One element this book has that didn't get copied is strong female characters who end up saving the day without any fake suspense generating risk to them.  The ending doesn't remove any of the darkness and yet left me satisfying.  It is not explicit, but you really feel for the soldiers who come back from a world war to a complex world with their status often back to zero.  In a Lonely Place really gives you the feeling of how quickly and artificially post-war America imposed a vision of suburban ease on itself.  The violence coming out of Dix Steele in some ways prefigures the violence of Vietnam and the 60s yet to come.  I tease NYRB for their design above, but I commend them for reprinting this book.  

This is no masterpiece of a cover
but at least it has something going on!

Sunday, June 27, 2021

39. The Hard Sell by William Haggard

Another excellent, "sophisticated" thriller by Haggard, this time the plot revolves around a British engine manufacturing company struggling with industrial sabotage in Vittorio, Italy where they have partnered with an Italian airplane firm (the brits make the enging and the italians the plane).  Colonel Charles Russell of the Executive branch takes some personal time to deal with the problems, since the owner of the British company is an old friend of his.  Russell is very scrupulous to pay for everything himself, but once he gets to Italy, he sniffes out that the mystery impacts England on the global industrial stage and his overnight stay becomes two weeks and real work.
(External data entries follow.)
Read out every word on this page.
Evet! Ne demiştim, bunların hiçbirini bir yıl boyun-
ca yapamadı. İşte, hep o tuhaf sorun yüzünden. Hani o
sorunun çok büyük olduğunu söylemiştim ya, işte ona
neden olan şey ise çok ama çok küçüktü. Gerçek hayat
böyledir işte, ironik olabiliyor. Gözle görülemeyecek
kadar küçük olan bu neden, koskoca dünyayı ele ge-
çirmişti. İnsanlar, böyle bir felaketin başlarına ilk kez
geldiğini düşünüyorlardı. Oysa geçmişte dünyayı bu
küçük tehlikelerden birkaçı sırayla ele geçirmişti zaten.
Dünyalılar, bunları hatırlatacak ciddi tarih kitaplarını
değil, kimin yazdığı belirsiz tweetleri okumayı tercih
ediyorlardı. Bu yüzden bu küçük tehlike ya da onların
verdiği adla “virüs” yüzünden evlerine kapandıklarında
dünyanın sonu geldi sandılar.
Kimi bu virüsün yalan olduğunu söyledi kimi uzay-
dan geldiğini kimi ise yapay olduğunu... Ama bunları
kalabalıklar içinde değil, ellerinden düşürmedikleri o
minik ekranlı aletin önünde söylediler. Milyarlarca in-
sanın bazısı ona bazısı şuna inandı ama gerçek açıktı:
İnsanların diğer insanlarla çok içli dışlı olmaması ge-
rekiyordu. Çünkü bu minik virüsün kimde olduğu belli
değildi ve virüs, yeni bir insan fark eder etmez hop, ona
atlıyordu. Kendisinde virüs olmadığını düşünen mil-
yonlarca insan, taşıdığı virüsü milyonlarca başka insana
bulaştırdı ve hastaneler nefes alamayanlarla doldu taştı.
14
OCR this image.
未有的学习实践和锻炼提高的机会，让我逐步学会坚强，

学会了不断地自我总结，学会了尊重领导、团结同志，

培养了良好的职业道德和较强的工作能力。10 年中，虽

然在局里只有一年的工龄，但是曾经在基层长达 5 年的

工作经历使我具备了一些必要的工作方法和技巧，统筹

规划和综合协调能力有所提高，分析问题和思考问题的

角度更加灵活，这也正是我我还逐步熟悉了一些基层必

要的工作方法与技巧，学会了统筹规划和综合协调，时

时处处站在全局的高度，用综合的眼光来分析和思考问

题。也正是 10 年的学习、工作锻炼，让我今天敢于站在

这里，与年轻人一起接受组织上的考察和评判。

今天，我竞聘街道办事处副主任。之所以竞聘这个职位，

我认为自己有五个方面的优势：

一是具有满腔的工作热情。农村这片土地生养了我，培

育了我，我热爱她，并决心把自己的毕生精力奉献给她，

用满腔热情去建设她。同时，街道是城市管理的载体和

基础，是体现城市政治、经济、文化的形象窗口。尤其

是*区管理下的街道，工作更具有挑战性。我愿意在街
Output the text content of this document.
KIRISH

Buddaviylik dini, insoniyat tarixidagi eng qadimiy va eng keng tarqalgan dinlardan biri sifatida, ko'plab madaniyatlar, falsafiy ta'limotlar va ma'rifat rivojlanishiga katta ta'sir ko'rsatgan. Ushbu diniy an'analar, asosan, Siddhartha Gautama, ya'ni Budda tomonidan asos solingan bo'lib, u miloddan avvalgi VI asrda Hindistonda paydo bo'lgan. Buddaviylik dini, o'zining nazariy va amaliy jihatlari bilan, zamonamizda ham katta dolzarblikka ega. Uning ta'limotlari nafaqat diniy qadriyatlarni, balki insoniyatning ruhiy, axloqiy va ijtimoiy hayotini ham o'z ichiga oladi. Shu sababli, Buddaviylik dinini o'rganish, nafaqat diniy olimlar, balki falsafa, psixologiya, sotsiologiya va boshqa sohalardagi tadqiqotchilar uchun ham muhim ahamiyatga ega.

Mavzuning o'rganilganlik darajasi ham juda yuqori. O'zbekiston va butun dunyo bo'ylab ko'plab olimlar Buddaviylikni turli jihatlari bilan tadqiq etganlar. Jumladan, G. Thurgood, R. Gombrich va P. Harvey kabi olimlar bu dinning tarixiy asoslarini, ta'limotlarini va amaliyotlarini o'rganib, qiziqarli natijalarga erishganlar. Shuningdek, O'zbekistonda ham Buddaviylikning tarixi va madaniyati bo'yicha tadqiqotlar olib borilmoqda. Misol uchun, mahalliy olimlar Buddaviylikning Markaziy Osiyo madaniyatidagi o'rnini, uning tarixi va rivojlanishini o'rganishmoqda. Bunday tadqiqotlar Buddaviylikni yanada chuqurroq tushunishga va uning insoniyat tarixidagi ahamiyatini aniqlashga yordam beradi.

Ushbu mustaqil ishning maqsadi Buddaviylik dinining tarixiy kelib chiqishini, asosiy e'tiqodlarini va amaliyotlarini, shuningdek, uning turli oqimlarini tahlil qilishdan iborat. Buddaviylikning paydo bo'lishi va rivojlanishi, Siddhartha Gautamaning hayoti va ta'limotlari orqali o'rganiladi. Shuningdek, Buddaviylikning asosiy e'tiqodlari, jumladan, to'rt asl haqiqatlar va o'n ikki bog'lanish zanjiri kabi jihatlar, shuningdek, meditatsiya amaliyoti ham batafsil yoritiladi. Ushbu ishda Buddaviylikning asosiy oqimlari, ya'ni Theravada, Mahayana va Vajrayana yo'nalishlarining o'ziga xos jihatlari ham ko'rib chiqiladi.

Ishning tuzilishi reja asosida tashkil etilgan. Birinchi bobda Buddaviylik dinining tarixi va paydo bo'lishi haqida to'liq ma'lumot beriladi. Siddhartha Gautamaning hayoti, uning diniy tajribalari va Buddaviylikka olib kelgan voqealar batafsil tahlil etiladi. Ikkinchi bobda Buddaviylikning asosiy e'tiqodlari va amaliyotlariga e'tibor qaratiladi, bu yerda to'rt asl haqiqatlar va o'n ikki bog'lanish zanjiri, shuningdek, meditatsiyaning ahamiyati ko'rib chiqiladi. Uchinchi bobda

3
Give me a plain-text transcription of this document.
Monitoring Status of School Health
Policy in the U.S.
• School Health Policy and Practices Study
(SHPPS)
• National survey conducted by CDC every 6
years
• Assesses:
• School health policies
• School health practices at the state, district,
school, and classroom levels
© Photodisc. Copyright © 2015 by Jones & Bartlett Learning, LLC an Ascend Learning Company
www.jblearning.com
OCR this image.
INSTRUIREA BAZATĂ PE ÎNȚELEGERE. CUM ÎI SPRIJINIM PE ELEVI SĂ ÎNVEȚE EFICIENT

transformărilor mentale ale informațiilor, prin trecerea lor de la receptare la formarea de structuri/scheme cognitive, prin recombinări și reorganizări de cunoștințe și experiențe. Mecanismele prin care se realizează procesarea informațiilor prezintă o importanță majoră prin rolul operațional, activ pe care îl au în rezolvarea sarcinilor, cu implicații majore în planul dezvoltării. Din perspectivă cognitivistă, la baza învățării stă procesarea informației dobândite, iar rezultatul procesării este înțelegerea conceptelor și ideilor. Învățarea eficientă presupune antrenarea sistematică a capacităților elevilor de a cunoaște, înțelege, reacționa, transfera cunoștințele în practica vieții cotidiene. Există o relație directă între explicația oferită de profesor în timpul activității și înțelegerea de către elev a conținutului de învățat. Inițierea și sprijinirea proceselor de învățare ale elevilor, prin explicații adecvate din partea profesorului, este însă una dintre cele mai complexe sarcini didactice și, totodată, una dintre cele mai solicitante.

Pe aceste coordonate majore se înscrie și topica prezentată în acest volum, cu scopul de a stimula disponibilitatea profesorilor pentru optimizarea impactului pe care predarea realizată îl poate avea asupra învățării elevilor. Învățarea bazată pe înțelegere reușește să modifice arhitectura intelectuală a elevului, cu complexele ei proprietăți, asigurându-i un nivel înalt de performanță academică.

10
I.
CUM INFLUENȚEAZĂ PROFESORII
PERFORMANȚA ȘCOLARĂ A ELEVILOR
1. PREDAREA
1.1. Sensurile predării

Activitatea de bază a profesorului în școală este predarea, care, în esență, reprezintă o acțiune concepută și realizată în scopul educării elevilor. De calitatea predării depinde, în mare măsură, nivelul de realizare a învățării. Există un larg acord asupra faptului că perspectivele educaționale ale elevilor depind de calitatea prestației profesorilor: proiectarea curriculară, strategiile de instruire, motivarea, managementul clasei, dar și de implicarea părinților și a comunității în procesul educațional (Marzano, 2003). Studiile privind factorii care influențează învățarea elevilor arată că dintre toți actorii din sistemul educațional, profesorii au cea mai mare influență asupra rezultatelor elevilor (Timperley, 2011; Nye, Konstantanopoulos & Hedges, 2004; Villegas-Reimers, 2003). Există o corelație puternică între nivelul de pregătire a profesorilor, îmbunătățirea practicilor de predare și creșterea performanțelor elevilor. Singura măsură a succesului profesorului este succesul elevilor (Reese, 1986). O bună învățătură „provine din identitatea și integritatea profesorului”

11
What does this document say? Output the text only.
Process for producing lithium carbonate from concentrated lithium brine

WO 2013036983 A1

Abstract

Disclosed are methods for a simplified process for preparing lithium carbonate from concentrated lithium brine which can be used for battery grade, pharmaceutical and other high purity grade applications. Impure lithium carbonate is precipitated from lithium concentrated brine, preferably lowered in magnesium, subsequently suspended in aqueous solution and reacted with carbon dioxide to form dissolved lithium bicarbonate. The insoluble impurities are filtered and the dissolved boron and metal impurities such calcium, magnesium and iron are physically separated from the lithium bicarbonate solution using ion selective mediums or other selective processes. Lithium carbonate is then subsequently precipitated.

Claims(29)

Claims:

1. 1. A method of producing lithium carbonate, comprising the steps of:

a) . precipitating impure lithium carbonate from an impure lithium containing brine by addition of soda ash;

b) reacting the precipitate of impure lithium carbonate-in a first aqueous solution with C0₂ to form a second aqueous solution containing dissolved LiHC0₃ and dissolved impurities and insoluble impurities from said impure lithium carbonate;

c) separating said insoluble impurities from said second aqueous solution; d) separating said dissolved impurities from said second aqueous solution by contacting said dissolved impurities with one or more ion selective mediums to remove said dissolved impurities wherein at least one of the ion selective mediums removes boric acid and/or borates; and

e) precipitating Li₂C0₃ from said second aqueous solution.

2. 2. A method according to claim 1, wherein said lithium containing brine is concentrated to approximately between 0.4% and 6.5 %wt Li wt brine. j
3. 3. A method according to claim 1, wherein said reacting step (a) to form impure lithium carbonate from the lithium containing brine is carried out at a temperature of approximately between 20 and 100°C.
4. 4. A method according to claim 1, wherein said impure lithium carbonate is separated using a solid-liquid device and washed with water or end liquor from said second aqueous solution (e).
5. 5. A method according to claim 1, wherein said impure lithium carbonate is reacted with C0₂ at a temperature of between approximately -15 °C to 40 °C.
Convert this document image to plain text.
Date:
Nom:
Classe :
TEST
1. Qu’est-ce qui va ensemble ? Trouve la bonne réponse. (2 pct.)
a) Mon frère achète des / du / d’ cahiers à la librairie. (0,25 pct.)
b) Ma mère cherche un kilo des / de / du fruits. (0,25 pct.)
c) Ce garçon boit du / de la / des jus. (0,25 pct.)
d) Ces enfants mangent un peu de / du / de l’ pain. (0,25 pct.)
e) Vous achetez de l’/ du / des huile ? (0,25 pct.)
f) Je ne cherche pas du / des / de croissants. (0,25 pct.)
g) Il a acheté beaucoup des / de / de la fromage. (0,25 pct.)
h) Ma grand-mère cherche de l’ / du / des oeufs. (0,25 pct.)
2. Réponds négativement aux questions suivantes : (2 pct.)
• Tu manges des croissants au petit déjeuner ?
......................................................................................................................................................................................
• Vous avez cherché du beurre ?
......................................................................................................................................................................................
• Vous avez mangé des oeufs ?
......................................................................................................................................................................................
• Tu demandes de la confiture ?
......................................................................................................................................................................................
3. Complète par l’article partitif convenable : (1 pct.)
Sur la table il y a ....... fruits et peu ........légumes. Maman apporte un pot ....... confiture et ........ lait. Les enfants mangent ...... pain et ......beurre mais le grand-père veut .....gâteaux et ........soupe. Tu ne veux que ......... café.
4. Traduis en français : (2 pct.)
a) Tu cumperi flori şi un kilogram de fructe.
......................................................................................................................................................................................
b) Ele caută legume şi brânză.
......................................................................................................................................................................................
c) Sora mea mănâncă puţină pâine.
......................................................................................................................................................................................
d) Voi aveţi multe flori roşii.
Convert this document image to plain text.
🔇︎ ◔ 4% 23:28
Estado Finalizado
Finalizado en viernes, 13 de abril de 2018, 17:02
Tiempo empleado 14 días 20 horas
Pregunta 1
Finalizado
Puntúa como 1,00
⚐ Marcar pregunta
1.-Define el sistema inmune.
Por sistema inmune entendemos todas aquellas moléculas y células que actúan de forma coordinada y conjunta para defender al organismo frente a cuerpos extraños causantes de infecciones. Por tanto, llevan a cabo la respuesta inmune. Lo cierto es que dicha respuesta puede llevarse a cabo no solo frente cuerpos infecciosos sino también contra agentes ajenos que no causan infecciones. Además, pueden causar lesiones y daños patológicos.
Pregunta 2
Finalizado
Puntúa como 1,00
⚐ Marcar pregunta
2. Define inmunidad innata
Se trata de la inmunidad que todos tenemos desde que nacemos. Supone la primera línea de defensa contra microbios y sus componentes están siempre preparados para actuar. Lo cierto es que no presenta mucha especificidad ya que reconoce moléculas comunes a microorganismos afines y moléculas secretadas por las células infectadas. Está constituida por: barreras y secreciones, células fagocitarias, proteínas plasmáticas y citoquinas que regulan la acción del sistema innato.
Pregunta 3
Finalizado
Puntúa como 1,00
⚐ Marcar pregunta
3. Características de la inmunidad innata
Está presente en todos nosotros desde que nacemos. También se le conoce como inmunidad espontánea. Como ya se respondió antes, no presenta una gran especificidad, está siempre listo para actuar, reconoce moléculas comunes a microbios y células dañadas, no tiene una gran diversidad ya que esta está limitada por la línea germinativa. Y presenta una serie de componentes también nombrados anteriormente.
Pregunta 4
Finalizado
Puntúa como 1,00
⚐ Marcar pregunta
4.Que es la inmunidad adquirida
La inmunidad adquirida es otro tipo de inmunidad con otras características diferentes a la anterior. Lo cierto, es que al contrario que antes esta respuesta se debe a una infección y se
Though I would consider Haggard's spy stories to be "above" Fleming's in that the actual espionage is subtle and complex and the conflicts mostly psychological. Victory requires knowledge, self-control, profound understanding of other humans rather than brand names and gadgets.  That being said, The Hard Sell feels very similar in its aspiration to a James Bond book. This is spy escapism for older men with a higher education level.  Russell gets to stay in a really nice hotel with a great bar, slum it in the older working class part of town (and of course stumble upon a little unpretentious bistro that has the best food and service) and even get knocked out and end up in an old school brothel with a super hot and experienced courtesan who appreciates him for being a gentleman ("She might be forty-five but looked much less, still a warmly magnificent woman").

There is a bit of action, but most of the story is Russell and the other major players all scheming and trying to second-guess what all the others are doing.  The cast of characters is rich with amoral euros playing the game: the chief of police hiding that his cousin is a Communist, the Swedish expat fixer way over his head in debt to Americans pulling his strings, the aforementioned Communist who is well educated and rich but doing good in some weird way that Haggard approves.  It's all very enjoyable and in this very beautiful Penguin paperback that I tried to keep in good condition but had to read.